The exhibition’s journey continues to the Seine and its suburbs, where Monet’s The Studio Boat (1876) floats as both subject and symbol of the painter’s obsession with capturing the fleeting play of light on water. Monet’s innovative floating studio allowed him to paint the river not from its banks, but within its currents—merging technique with location in a uniquely modern way.
Further south, From Paris to Provence explores the deeply personal and stylistic transformation of Vincent van Gogh in Arles and Saint-Rémy. On one gallery wall, visitors will encounter—for the first time at the Barnes—a unified presentation of Van Gogh’s southern French works. Among them, The Postman (Joseph Étienne-Roulin) (1889) stands out not only for its bold color and intimate gaze but also for the story behind it: a friendship forged between a struggling artist and a working-class civil servant, both animated by radical ideas and mutual empathy.

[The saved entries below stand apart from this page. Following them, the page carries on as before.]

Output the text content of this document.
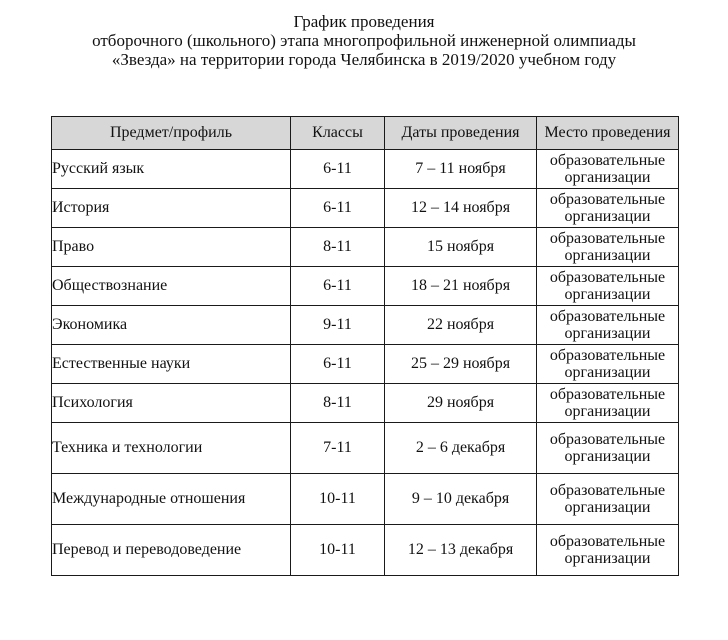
График проведения
отборочного (школьного) этапа многопрофильной инженерной олимпиады
«Звезда» на территории города Челябинска в 2019/2020 учебном году
Предмет/профиль	Классы	Даты проведения	Место проведения
Русский язык	6-11	7 – 11 ноября	образовательные
организации

История	6-11	12 – 14 ноября	образовательные
организации

Право	8-11	15 ноября	образовательные
организации

Обществознание	6-11	18 – 21 ноября	образовательные
организации

Экономика	9-11	22 ноября	образовательные
организации

Естественные науки	6-11	25 – 29 ноября	образовательные
организации

Психология	8-11	29 ноября	образовательные
организации

Техника и технологии	7-11	2 – 6 декабря	образовательные
организации

Международные отношения	10-11	9 – 10 декабря	образовательные
организации

Перевод и переводоведение	10-11	12 – 13 декабря	образовательные
организации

From Paris to Provence: Cézanne and the Soul of the South
Few artists are more closely linked to a specific landscape than Paul Cézanne and his native Provence. From Paris to Provence features nearly 20 works by Cézanne, many of which depict the rural terrain and structures of his childhood. Mont Sainte-Victoire (1892–95) anchors this section with sweeping ochres and muted blues that communicate not only the grandeur of the region’s most famous peak but also the modernist tension between nature and form. It’s a canvas steeped in both memory and geometry—painted not just from observation, but from reverence.

Cézanne’s dedication to depicting Jas de Bouffan, his family estate, becomes a subtle act of resistance against industrial change, anchoring his art in permanence even as the world around him modernized.
From Paris to Provence: A Return to the Avant-Garde Capital
As the exhibition rounds back to Paris, it shifts its focus to a new generation of modernists who converged there from across Europe. Painters like Amedeo Modigliani, Chaïm Soutine, Giorgio de Chirico, and Joan Miró brought with them radical new approaches to portraiture, symbolism, and abstraction. Modigliani’s Portrait of the Red-Headed Woman (1918) is a standout—her confident pose and exposed shoulders suggest not only a changing role for women in early 20th-century society, but a new visual language that was bold, personal, and global.
This concluding section of From Paris to Provence subtly affirms Paris’s enduring place as the epicenter of the avant-garde—a magnetic force that both grounded and challenged artists from every corner of Europe.

From Paris to Provence: A Thoughtful Reframing at the Barnes
While From Paris to Provence is undeniably an aesthetic experience, it is equally a curatorial masterclass. By removing these paintings from their familiar walls in the Barnes’s first-floor galleries—temporarily closed for refinishing—curator Cindy Kang invites us into a conversation about place, influence, and transformation. Each juxtaposition is intentional; each section is a step along a narrative arc that spans decades, styles, and regions.
The exhibit is an exploration of how geography can shape an artist’s brush. In the process, you are encouraged to see these celebrated works not as static icons but as living, breathing reflections of a world in motion.